• Instead of Nitrous you ask your patient to “pull my finger.”
• You have more curtains in your pick-up than you do in your office.
• Chiggers are included in your list of “top 5 dental hygiene concerns.”
• Your lab coat has the sleeves cut off.
• Your dental school song was “Dueling Banjos.”
• You keep a can of Raid in each operatory.
• You clean your fingernails with a Cavitron.
• There are more than 5 old Burger King bags on your desk.
• Your high speed is made by Black and Decker.
• You have a velvet picture of Elvis in your waiting room.
• You use the term over yonder’ instead of distal.
• You wonder how your staff can keep the restroom so clean.
• You almost quit dental school because Dad was opening a Lube Rack.
• Your patients complain the ceiling fan is blowing too hard.
• You think Volvo is part of a woman’s anatomy.
• The pen at your check-out desk has a chain on it.
• Your dental assistant can hear your car before she can see it.
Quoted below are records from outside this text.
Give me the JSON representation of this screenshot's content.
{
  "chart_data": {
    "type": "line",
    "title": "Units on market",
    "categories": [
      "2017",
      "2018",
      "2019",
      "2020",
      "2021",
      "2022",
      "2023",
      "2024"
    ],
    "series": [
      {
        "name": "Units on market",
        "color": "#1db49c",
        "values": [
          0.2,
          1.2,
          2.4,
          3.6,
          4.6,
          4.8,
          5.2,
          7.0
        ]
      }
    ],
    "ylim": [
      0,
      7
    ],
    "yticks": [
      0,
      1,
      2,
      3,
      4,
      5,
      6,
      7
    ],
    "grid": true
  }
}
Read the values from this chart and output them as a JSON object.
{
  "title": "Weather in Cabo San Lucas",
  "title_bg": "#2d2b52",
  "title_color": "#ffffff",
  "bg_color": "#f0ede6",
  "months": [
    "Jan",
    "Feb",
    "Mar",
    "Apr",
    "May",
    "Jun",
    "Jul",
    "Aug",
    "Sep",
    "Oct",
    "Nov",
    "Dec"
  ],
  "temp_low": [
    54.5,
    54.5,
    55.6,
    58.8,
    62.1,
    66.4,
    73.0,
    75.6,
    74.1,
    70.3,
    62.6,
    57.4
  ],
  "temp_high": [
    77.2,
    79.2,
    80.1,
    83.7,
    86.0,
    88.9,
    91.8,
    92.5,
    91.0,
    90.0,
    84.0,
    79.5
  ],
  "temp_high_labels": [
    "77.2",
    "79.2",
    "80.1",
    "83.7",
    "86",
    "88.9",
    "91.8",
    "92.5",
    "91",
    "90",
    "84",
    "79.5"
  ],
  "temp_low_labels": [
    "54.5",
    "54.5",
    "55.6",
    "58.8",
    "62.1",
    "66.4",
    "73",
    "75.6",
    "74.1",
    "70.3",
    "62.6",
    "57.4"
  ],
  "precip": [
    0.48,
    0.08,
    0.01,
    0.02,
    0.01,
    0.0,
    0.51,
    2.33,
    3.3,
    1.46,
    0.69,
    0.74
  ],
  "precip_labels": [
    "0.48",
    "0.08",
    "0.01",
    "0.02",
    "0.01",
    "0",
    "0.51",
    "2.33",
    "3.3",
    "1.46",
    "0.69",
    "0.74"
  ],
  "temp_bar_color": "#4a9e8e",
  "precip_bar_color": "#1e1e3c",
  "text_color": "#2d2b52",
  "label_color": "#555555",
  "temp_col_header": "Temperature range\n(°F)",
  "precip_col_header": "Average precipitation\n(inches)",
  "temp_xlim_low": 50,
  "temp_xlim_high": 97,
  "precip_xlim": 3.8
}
• You use the words debridement and divorce interchangeably.
• After a haircut you look like Willie Nelson.
• Your largest monthly office expense is from your taxidermist.
• Your patients ask if they can wear a mask too.
• Your assistant has to start suction by sucking hard on a plastic tube then lowering the end into a bucket.
• Your 25th wedding anniversary involved pitching a tent.
• Your “Stock Investments” in Budweiser Corporation are kept in your refrigerator.